Help on getting started with this exercise
Another approach to the curvature of a unit-speed plane curve $\gamma$ at a point $\gamma(s_0)$ is to look for the `best approximating circle' at this point. We can then define the curvature of $\gamma$ to be the reciprocal of the radius of this circle.

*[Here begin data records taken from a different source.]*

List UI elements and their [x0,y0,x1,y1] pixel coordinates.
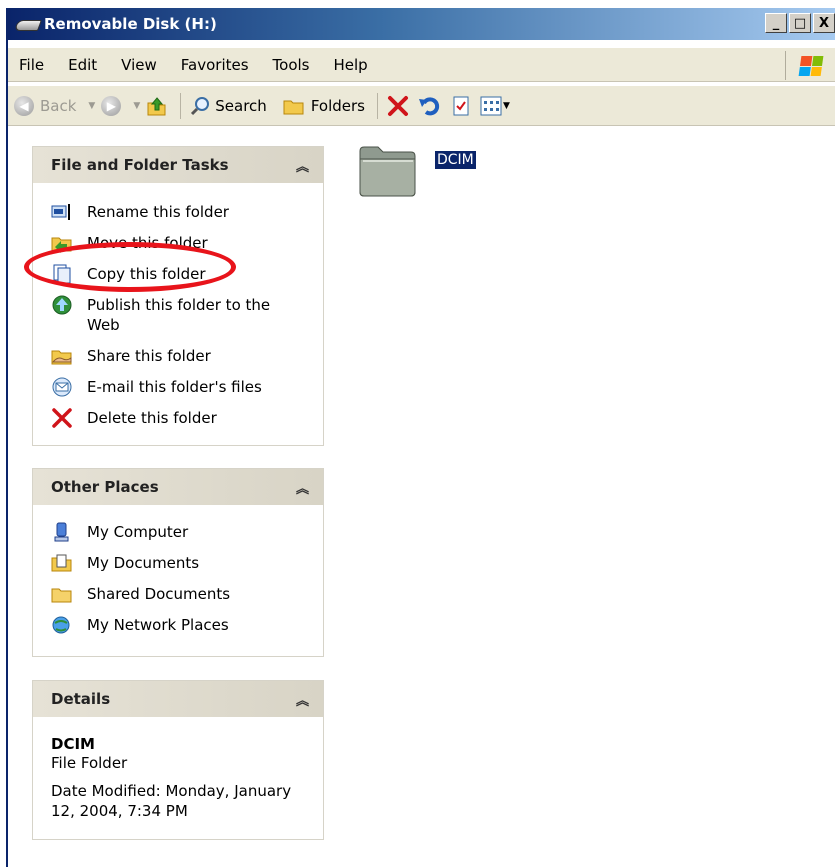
menu-favorites[interactable]: Favorites [181,56,249,74]
properties-icon [453,96,469,115]
window-title: Removable Disk (H:) [44,15,217,33]
rename-icon [51,202,73,222]
menu-bar: File Edit View Favorites Tools Help [8,48,835,82]
publish-web-icon [51,295,73,315]
share-folder-icon [51,346,73,366]
panel-title: Details [51,690,111,708]
file-folder-tasks-header[interactable]: File and Folder Tasks ︽ [33,147,323,183]
folder-icon [359,146,416,197]
details-date-modified: Date Modified: Monday, January 12, 2004,… [51,782,292,820]
views-dropdown-icon[interactable]: ▼ [503,101,510,111]
place-label: My Documents [87,554,200,572]
panel-title: File and Folder Tasks [51,156,229,174]
folder-item-dcim[interactable]: DCIM [357,139,476,197]
undo-button[interactable] [418,95,442,117]
details-item-type: File Folder [51,754,128,772]
menu-edit[interactable]: Edit [68,56,97,74]
place-network-places[interactable]: My Network Places [51,615,323,635]
task-label: E-mail this folder's files [87,378,262,396]
collapse-chevron-icon[interactable]: ︽ [296,156,309,175]
window-controls: _ □ X [765,13,835,33]
highlight-ellipse [24,242,236,292]
views-button[interactable]: ▼ [480,96,510,116]
place-shared-documents[interactable]: Shared Documents [51,584,323,604]
forward-arrow-icon: ▶ [101,95,122,116]
task-delete-folder[interactable]: Delete this folder [51,408,323,428]
views-icon [480,96,502,115]
place-label: My Network Places [87,616,229,634]
folder-name-label[interactable]: DCIM [435,151,476,169]
undo-icon [418,96,440,115]
forward-dropdown-icon[interactable]: ▼ [133,101,140,111]
back-button[interactable]: ◀ Back [14,95,77,116]
folders-icon [283,100,304,114]
back-label: Back [40,96,77,115]
my-documents-icon [51,553,73,573]
details-body: DCIM File Folder Date Modified: Monday, … [33,717,323,831]
task-email-files[interactable]: E-mail this folder's files [51,377,323,397]
back-dropdown-icon[interactable]: ▼ [88,101,95,111]
place-my-documents[interactable]: My Documents [51,553,323,573]
file-folder-tasks-list: Rename this folder Move this folder Copy… [33,183,323,449]
minimize-button[interactable]: _ [765,13,787,33]
details-header[interactable]: Details ︽ [33,681,323,717]
maximize-button[interactable]: □ [789,13,811,33]
up-folder-button[interactable] [146,95,168,117]
collapse-chevron-icon[interactable]: ︽ [296,478,309,497]
menu-help[interactable]: Help [334,56,368,74]
my-computer-icon [51,522,73,542]
delete-toolbar-button[interactable] [386,94,410,118]
back-arrow-icon: ◀ [14,95,34,116]
search-icon [191,96,210,115]
task-label: Rename this folder [87,203,229,221]
delete-icon [51,408,73,428]
toolbar-separator [376,92,378,119]
menu-view[interactable]: View [121,56,157,74]
up-folder-icon [147,96,166,115]
properties-button[interactable] [450,95,472,117]
task-share-folder[interactable]: Share this folder [51,346,323,366]
details-item-name: DCIM [51,735,95,753]
close-button[interactable]: X [813,13,835,33]
windows-logo [785,51,835,80]
delete-x-icon [387,95,408,116]
folders-button[interactable]: Folders [283,96,365,116]
panel-title: Other Places [51,478,159,496]
folder-content-area[interactable]: DCIM [343,127,835,867]
explorer-window: Removable Disk (H:) _ □ X File Edit View… [6,8,835,867]
windows-flag-icon [798,55,823,76]
task-pane: File and Folder Tasks ︽ Rename this fold… [8,127,343,867]
shared-documents-icon [51,584,73,604]
place-label: My Computer [87,523,189,541]
task-label: Delete this folder [87,409,217,427]
email-icon [51,377,73,397]
title-bar[interactable]: Removable Disk (H:) _ □ X [8,8,835,40]
menu-file[interactable]: File [19,56,44,74]
other-places-header[interactable]: Other Places ︽ [33,469,323,505]
folders-label: Folders [310,96,365,115]
toolbar-separator [180,92,182,119]
task-publish-web[interactable]: Publish this folder to the Web [51,295,323,335]
place-label: Shared Documents [87,585,231,603]
standard-toolbar: ◀ Back ▼ ▶ ▼ Search Folders ▼ [8,86,835,126]
forward-button[interactable]: ▶ [101,95,122,116]
menu-tools[interactable]: Tools [273,56,310,74]
file-folder-tasks-panel: File and Folder Tasks ︽ Rename this fold… [32,146,324,446]
place-my-computer[interactable]: My Computer [51,522,323,542]
other-places-list: My Computer My Documents Shared Document… [33,505,323,656]
removable-disk-icon [14,16,42,32]
task-label: Share this folder [87,347,211,365]
task-label: Publish this folder to the Web [87,296,271,334]
other-places-panel: Other Places ︽ My Computer My Documents [32,468,324,657]
search-button[interactable]: Search [189,95,267,117]
search-label: Search [215,96,267,115]
network-places-icon [51,615,73,635]
task-rename-folder[interactable]: Rename this folder [51,202,323,222]
collapse-chevron-icon[interactable]: ︽ [296,690,309,709]
details-panel: Details ︽ DCIM File Folder Date Modified… [32,680,324,840]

Carry out this programme by showing that the centre of the circle which passes through three nearby points $\gamma(s_0)$ and $\gamma(s_0 \pm \delta s)$ on $\gamma$ approaches the point $$\boldsymbol \epsilon(s_0) = \gamma(s_0) + \frac{1}{\kappa_s(s_0)} \mathbf n_s(s_0)$$ as $\delta$s tends to zero. The circle $\mathcal C$ with centre $\epsilon(s_0)$ passing through $\gamma(s_0)$ is called the osculating circle to $\gamma$ at the point $\gamma(s_0)$, and $\boldsymbol \epsilon(s_0)$ is called the centre of curvature of $\gamma$ at $\gamma(s_0)$. The radius of $\mathcal C$ is $1/|\kappa_s(s_0)| = 1/\kappa(s_0)$, where $\kappa$ is the curvature of $\gamma$ $-$ this is called the radius of curvature of $\gamma$ at $\gamma(s_0)$.